BAB I
PENDAHULUAN
A. Latar Belakang
Kesehatan dan keselamatan kerja (K3) adalah aplikasi kesehatan
masyarakat dalam suatu tempat kerja (perusahaan, pabrik, kantor, dan
sebagainya) dan yang menjadi pasien dari kesehatan kerja ialah masyarakat
pekerjaan dan masyarakat sekitar perusahaan (Notoadmodjo, 2011).
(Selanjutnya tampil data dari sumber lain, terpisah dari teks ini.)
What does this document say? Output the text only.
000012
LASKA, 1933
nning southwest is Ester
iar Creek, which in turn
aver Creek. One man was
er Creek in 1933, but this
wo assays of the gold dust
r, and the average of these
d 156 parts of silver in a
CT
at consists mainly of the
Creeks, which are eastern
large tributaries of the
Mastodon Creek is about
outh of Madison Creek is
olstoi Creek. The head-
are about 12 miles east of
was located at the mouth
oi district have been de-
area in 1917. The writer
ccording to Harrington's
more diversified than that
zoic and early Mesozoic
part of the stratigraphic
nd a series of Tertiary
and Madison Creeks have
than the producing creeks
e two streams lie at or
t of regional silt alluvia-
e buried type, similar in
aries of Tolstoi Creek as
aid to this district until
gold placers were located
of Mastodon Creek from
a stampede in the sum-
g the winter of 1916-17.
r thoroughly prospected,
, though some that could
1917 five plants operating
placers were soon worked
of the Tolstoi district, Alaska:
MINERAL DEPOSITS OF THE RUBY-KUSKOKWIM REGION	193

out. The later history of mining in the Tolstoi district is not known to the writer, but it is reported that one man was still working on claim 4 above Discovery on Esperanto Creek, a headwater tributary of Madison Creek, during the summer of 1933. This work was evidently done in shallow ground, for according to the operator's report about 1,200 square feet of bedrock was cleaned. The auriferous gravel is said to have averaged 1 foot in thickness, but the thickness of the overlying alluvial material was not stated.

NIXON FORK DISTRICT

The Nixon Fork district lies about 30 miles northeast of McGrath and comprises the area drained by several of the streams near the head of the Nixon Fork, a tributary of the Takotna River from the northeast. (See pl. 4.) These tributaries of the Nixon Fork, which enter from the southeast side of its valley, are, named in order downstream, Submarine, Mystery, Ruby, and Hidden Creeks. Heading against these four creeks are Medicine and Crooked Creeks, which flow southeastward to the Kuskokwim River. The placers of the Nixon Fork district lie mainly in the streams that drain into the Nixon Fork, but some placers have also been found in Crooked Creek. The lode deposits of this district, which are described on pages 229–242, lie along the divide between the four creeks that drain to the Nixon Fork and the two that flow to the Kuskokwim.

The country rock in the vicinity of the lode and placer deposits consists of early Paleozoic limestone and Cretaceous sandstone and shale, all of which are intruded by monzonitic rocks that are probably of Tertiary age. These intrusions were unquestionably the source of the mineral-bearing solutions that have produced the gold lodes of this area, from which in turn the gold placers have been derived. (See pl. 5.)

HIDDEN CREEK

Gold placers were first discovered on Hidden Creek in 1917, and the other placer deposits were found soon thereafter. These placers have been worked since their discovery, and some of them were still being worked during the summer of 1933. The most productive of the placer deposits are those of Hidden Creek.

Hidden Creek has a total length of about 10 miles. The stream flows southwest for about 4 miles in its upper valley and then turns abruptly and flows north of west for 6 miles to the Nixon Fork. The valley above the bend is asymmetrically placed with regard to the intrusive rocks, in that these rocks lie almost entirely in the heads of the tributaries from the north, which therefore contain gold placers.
Berdasarkan data International Labour Organizatiom (ILO) 2013, 1 pekerja
didunia meninggal setiap 15 detik karena kecelakaan kerja dan 160 pekerja
mengalami sakit akibat kerja. Tahun sebelumnya (2012) ILO mencatat angka
kematian dikarenakan kecelakaan dan penyakit akibat kerja (PAK) sebanyak
2 juta kasus setiap tahun. Secara global, ILO memperkirakan sekitar 337 juta
kecelkaan kerja terjadi tiap tahunya yang mengakibatkan sekitar 2,3 juta
pekerja kehilangan nyawa (Depkes, 2014).
Angka kecelakaan kerja di Indonesia masih tinggi. Akhir tahun 2015
telah terjadi kecelakaan kerja sebanyak 105.182 kasus. Sementara itu, untuk
kasus kecelakaan berat yang mengakibatkan kematian tercatat sebanyak 2.375
kasus dari total jumlah kecelakaan kerja (BPJS, 2016).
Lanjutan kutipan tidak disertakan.